Hoje, quase trinta anos depois dessa cena de que fui protagonista, constata-se que o partido fundado por Jonas Savimbi ultrapassou muitas das dificuldades de adaptação que lhe advinham de longos períodos nas matas, de armas na mão. Seus líderes moldaram-se aos novos condicionalismos que a convivência democrática e urbana impõe. Mas, para a desgraça de Angola, é agora o MPLA que, utilizado como pomo da discórdia, vai atirando pedradas contra um futuro que parecia já promissor, depois de tantos cansaços.

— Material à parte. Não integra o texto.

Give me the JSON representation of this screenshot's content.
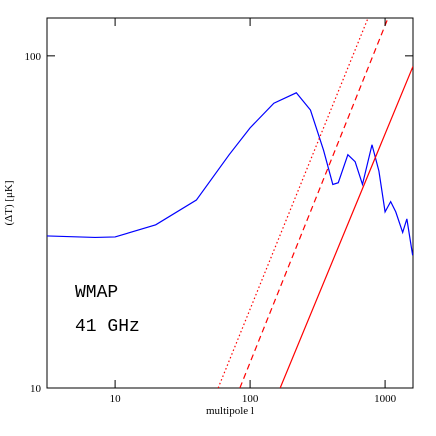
{
  "chart_data": {
    "type": "line",
    "xlabel": "multipole l",
    "ylabel": "(ΔT) [μK]",
    "xscale": "log",
    "yscale": "log",
    "xlim": [
      3.13,
      1610
    ],
    "ylim": [
      10,
      130
    ],
    "xticks": [
      10,
      100,
      1000
    ],
    "yticks": [
      10,
      100
    ],
    "annotations": [
      "WMAP",
      "41 GHz"
    ],
    "series": [
      {
        "color": "#0000ff",
        "style": "solid",
        "x": [
          3.13,
          7.1,
          10,
          20,
          40,
          70,
          100,
          150,
          220,
          280,
          350,
          410,
          450,
          530,
          600,
          680,
          800,
          900,
          1000,
          1100,
          1200,
          1350,
          1450,
          1600
        ],
        "values": [
          28.7,
          28.4,
          28.5,
          31,
          36.8,
          50.4,
          60.7,
          72,
          77.4,
          68.7,
          52,
          41,
          41.5,
          50.4,
          48,
          41,
          54,
          45,
          33.9,
          36.4,
          33.9,
          29.4,
          32.3,
          25.1
        ]
      },
      {
        "color": "#ff0000",
        "style": "solid",
        "x": [
          167,
          1610
        ],
        "values": [
          10,
          93
        ]
      },
      {
        "color": "#ff0000",
        "style": "dashed",
        "x": [
          84,
          1052
        ],
        "values": [
          10,
          130
        ]
      },
      {
        "color": "#ff0000",
        "style": "dotted",
        "x": [
          58,
          748
        ],
        "values": [
          10,
          130
        ]
      }
    ]
  }
}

Se o problema é manter o poder, como abandonar a via mais fácil para atingir esse desiderato, quando a abertura, a transparência e o aparente fair-play inicial grangeou tanta popularidade ao novo Presidente e ao seu partido para, de repente, se adoptarem atitudes de pura sabotagem da estabilização política e social que devia ser a prioridade das prioridades? Difícil entender esta política de terra queimada na comunicação social pública e no sistema judicial contra a oposição política, não ainda terminada a guerra fratricida desencadeada contra os próximos do antigo presidente do próprio MPLA, proclamado seu Presidente Emérito, em que não se olha, sequer, para as consequências desestabilizadoras de ordem económica e social, por alguns mesmos dos indivíduos, que ainda há pouco teciam loas loucas ao antigo timoneiro. Haja bom senso, por favor!